Foto SUNSAT da África do Sul tirada do site oficial do satélite

Em 2002 e 2003, os satélites da Argélia e Nigéria, criados pela empresa britânica SSTL e pertencentes a uma constelação DMC de satélites de sensoriamento remoto da Terra para monitoramento de emergência, foram para o espaço. Em 2017, o cubana GanaSat-1 ganense foi lançada a partir da ISS, desenvolvida com a ajuda do Instituto Japonês de Tecnologia Kyushu, ajudando os países a criar seu próprio primeiro satélite e, em 2018, o satélite Kenya 1KUNS-PF, similar e também criado usando o Japão, foi lançado a partir da estação. Angola não teve sorte - seu primeiro satélite, o Angosat-1, criado na RSC Energia, caiu quase imediatamente após o lançamento, mas, a julgar pelas informações da mídia, as capacidades de retransmissão dos satélites russos compensam sua perda.

Existe até a ideia de criar uma agência espacial africana.

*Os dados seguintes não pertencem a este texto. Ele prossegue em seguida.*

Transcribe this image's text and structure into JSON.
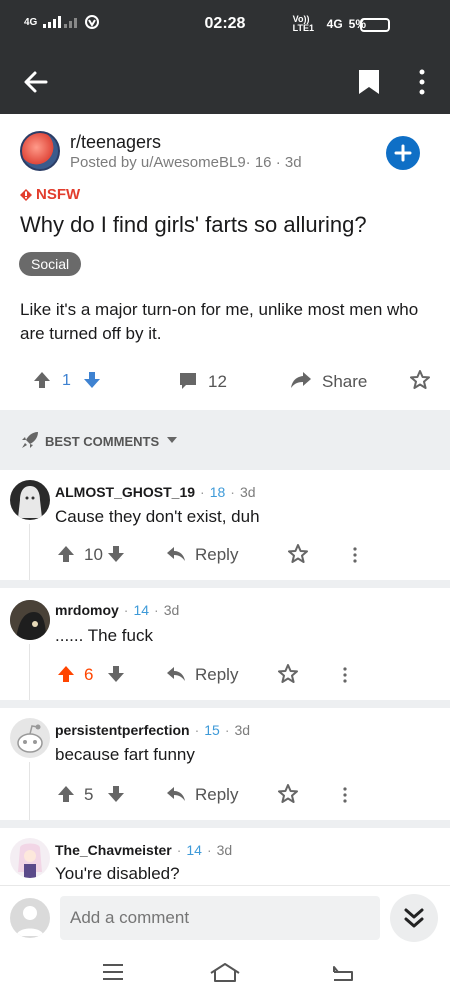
{
  "status_bar": {
    "network_left": "4G",
    "time": "02:28",
    "volte": "Vo)) LTE1",
    "network_right": "4G",
    "battery": "5%"
  },
  "post": {
    "subreddit": "r/teenagers",
    "posted_by": "Posted by u/AwesomeBL9",
    "author_karma": "16",
    "age": "3d",
    "nsfw_label": "NSFW",
    "title": "Why do I find girls' farts so alluring?",
    "flair": "Social",
    "body": "Like it's a major turn-on for me, unlike most men who are turned off by it.",
    "score": "1",
    "comment_count": "12",
    "share_label": "Share"
  },
  "sort": {
    "label": "BEST COMMENTS"
  },
  "comments": [
    {
      "author": "ALMOST_GHOST_19",
      "karma": "18",
      "age": "3d",
      "body": "Cause they don't exist, duh",
      "score": "10",
      "reply_label": "Reply",
      "upvoted": false
    },
    {
      "author": "mrdomoy",
      "karma": "14",
      "age": "3d",
      "body": "...... The fuck",
      "score": "6",
      "reply_label": "Reply",
      "upvoted": true
    },
    {
      "author": "persistentperfection",
      "karma": "15",
      "age": "3d",
      "body": "because fart funny",
      "score": "5",
      "reply_label": "Reply",
      "upvoted": false
    },
    {
      "author": "The_Chavmeister",
      "karma": "14",
      "age": "3d",
      "body": "You're disabled?"
    }
  ],
  "composer": {
    "placeholder": "Add a comment"
  },
  "colors": {
    "bar_dark": "#2f3133",
    "accent_blue": "#0f6fc6",
    "upvote_orange": "#ff4500",
    "nsfw_red": "#e23d2d",
    "karma_blue": "#3e9ad8"
  },
  "icons": [
    "back-arrow-icon",
    "bookmark-icon",
    "more-vertical-icon",
    "plus-icon",
    "upvote-icon",
    "downvote-icon",
    "comment-icon",
    "share-icon",
    "award-icon",
    "rocket-icon",
    "chevron-down-icon",
    "reply-icon",
    "double-chevron-down-icon",
    "menu-icon",
    "home-icon",
    "back-icon"
  ]
}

Em 2012, ela foi dublada em uma reunião de Ministros Africanos de Comunicação e TI. Naquela época, o iniciador era o presidente do Sudão. Na região de 2015, o Egito mostrou grande interesse em propor a hospedagem da sede da agência. A data oficial de abertura era 2023, mas, a julgar pela falta de novas notícias, não há muita atividade nessa direção. Que pena - a experiência bem-sucedida da Agência Espacial Européia sugere que a cooperação entre países na exploração e aplicação do espaço pode ser de grande benefício.

Conclusão


A história da astronáutica africana mostra que é normal que qualquer país mostre interesse em altas tecnologias, incluindo o espaço, e por razões bastante pragmáticas - o desenvolvimento da educação e da ciência, a aparência de engenheiros e cientistas qualificados é de benefício direto, mesmo que os entusiastas do espaço mudem de satélites para incubadoras.